—Uno, dos, tres, cuatro, cinco, seis, siete- ¡Angelica! Sé que estás ahí, deja de hacer trampa —el conteo del pequeño Philip se vio interrumpido al sentir la presencia de su hermana menor detrás de él.

—¿Eh? ¡No estoy haciendo trampa! —se defendió ella mientras salía de detrás de su hermano.

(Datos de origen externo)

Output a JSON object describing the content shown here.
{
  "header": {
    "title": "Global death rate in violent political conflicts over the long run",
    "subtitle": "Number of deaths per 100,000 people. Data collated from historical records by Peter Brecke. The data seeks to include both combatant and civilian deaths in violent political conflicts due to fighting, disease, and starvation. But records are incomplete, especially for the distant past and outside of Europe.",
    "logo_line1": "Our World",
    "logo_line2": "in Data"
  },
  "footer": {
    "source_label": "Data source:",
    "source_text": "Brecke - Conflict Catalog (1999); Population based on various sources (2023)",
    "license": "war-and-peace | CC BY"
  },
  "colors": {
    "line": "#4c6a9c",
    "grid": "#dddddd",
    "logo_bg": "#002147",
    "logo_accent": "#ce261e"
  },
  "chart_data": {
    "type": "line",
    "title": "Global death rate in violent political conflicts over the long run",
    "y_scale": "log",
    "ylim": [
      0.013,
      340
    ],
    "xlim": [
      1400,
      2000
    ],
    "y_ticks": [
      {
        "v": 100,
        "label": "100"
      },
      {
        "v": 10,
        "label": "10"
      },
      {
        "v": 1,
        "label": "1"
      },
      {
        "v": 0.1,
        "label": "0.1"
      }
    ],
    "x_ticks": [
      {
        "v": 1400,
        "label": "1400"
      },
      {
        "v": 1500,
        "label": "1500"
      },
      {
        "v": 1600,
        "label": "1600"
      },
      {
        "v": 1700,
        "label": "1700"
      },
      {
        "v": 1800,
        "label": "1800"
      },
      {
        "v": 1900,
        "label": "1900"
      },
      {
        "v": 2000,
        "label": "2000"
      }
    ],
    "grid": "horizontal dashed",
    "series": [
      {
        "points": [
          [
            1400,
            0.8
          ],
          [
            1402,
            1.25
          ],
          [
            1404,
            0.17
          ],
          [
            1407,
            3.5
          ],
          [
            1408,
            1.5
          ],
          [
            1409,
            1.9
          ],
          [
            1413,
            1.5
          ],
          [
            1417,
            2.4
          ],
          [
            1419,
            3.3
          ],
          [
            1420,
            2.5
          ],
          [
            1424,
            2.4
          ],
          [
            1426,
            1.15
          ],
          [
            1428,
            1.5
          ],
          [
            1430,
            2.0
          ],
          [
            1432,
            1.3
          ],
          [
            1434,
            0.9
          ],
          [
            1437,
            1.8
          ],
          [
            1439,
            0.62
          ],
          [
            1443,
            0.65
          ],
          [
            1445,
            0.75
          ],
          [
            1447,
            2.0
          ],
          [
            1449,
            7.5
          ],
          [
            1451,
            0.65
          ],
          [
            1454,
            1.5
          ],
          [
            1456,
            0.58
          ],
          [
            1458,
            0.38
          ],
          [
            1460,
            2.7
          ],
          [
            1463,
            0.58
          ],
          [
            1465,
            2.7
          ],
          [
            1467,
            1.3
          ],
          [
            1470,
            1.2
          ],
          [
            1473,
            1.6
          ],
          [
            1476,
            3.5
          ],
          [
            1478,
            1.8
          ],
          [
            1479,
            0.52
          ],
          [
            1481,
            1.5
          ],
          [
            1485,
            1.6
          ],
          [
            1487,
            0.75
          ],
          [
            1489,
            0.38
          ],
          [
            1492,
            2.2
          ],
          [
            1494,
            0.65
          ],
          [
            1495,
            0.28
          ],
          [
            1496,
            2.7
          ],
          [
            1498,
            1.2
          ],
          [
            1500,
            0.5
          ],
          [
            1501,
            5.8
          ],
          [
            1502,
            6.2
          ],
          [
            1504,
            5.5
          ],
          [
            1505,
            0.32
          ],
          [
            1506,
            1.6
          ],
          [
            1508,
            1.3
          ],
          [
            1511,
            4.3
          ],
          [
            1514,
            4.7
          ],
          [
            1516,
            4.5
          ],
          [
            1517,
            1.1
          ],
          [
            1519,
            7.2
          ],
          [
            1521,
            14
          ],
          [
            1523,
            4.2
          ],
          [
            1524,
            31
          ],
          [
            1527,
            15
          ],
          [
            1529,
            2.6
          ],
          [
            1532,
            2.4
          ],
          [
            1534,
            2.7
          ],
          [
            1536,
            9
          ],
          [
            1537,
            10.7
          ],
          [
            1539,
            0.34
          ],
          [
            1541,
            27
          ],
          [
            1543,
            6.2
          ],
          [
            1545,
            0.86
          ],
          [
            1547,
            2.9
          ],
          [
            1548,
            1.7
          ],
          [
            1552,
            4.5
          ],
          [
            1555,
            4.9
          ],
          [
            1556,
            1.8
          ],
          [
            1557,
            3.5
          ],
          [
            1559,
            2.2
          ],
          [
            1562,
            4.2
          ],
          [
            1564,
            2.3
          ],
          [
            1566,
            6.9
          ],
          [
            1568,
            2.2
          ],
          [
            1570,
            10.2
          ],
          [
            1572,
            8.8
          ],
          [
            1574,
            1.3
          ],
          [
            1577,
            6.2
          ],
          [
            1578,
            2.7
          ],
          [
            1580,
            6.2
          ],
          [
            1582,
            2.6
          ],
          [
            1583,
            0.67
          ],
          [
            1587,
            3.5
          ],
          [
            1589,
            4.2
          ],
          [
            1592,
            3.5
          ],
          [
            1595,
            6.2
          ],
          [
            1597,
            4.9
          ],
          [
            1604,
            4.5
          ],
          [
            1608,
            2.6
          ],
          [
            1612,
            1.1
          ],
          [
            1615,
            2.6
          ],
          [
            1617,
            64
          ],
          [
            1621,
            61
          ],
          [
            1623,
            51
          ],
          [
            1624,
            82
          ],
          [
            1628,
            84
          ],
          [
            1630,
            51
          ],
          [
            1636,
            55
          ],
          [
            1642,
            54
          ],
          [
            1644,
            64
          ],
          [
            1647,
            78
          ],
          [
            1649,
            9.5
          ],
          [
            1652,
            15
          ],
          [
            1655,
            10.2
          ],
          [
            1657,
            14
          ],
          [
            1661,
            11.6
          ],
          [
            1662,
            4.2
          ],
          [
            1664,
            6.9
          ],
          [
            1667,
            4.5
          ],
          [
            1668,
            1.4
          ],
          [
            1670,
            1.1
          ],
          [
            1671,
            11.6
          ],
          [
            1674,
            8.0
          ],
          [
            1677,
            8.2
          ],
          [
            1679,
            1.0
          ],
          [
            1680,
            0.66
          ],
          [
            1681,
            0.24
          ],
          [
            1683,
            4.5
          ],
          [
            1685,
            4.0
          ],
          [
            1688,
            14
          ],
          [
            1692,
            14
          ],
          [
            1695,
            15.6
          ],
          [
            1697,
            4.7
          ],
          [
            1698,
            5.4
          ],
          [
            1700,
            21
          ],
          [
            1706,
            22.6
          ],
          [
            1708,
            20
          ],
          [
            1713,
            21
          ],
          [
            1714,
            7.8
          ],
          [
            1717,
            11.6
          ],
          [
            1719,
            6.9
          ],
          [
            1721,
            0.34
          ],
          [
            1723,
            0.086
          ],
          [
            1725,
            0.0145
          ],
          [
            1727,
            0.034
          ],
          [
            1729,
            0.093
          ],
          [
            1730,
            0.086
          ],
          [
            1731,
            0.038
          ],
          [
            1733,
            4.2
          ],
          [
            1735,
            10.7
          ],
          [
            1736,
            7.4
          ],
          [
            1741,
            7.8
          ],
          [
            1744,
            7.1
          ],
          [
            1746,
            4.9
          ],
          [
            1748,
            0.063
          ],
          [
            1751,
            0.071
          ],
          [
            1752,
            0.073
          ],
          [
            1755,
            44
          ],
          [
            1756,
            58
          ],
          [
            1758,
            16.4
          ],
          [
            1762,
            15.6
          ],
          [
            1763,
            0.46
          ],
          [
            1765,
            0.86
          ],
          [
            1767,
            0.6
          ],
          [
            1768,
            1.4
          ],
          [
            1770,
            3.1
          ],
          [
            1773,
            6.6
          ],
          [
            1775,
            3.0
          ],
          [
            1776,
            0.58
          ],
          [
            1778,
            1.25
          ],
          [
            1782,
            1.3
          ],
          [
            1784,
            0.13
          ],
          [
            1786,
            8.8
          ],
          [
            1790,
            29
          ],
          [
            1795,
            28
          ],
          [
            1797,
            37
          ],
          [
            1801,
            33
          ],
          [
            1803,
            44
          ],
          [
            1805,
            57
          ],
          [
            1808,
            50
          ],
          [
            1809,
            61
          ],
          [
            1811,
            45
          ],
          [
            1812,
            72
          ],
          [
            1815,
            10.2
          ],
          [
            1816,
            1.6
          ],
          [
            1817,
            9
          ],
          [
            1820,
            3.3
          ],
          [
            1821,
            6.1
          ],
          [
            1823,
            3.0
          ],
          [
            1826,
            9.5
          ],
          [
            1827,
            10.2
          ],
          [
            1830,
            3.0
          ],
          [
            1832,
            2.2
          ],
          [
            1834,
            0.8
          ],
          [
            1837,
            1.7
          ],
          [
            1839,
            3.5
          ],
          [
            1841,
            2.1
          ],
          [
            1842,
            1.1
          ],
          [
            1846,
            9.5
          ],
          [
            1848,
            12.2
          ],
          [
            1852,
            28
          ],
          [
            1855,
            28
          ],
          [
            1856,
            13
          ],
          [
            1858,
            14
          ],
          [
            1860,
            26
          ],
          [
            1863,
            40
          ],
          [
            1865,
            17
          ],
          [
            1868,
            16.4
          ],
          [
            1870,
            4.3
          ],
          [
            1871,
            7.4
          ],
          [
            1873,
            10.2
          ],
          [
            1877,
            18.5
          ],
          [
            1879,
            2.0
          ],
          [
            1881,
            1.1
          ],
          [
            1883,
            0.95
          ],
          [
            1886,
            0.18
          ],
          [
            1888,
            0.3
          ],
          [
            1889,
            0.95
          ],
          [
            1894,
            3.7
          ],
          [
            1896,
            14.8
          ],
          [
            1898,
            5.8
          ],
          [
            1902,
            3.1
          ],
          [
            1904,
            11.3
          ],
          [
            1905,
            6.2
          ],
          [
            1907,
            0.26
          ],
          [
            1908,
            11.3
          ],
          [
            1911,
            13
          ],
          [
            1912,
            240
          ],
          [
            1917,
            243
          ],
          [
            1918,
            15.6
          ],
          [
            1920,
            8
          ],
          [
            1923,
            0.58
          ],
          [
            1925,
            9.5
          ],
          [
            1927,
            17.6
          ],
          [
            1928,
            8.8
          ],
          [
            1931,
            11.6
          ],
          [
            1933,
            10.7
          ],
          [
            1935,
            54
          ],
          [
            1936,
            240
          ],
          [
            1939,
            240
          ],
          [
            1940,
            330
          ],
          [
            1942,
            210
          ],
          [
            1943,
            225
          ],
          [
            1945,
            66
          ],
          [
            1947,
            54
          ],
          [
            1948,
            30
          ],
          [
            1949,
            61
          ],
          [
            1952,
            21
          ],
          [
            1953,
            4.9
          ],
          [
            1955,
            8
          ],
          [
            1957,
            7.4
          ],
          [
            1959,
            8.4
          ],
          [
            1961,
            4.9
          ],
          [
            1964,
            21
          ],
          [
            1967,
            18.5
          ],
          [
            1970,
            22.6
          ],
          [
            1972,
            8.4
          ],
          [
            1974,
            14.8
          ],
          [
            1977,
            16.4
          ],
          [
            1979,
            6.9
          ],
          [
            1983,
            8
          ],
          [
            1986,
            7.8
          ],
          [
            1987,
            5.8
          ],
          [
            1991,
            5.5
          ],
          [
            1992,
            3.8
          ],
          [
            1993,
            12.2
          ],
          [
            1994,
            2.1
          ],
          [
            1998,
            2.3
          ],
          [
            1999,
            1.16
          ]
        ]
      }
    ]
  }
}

—Claro que sí, no te estabas escondiendo —protestó él.

—¡Eso no es verdad! Estaba escondida justo detrás de ti —contestó Angie mientras hacía un puchero.

—Esconderse detrás del que cuenta no vale como esconderse —le replicó Philip —quedas fuera.

Angelica solo soltó un grito exasperado mientras aceptaba las reglas de su hermano menor —Bien. ¿Dónde están mamá y papá?

—No lo sé –contestó el mayor—ayúdame a encontrarlos.

—Nada de eso –le respondió ella —es tu responsabilidad como buscador ¿recuerdas?

—Los tramposos deben ayudar para compensar sus pecados —le contestó

—¡Eso no tiene sentido! —gritó Angelica.

—Claro que lo tiene —dijo Philip sabiamente –puedes preguntarle a papá, él estuvo en la guerra.

—Esto no es la guerra —contestó ella con obviedad

Mientras tanto, dos adultos escondidos detrás de un arbusto observaban con ternura como sus dos hijos discutían.

—Esto me trae recuerdos —dijo Eliza –cuando mis hermanas y yo éramos pequeñas, Angelica solía actuar como toda una sabionda —ella rió.

—Puedo imaginarlo—Ambos se vieron felices de ver el hogar que estaban formando —estás haciendo de ellos grandes personas, Eliza.

—Estamos —le respondió Eliza —también eres su padre, no te excluyas de esto.

—¿Aunque en realidad no pase suficientemente tiempo con ellos? —preguntó Alexander triste.

—Ellos te aman, eres un ejemplo a seguir para ellos —lo tranquilizó su esposa —especialmente para el pequeño Philip.

—Él es mi rayo de sol —dijo Alex orgulloso de su familia —todos lo son.

—¿Qué te parece si les damos un pequeño susto a los niños? —una sonrisa traviesa se cruzó por el rostro de ambos padres.

—¡No los veo! —Angie empezaba a desesperarse, Philip intentaba pensar de manera analítica donde estaban sus padres.

—¿Dónde me escondería si fuera un adulto? —decía en voz baja el hermano mayor.

—¡Justo aquí! —Alex fue directo hacia Philip mientras Eliza atacó a Angie, ambos adultos abrazaron a sus hijos y los levantaron mientras los pequeños reían.

Eran una familia feliz.

No se si en el siglo XVIII se jugaba a las escondidas (?)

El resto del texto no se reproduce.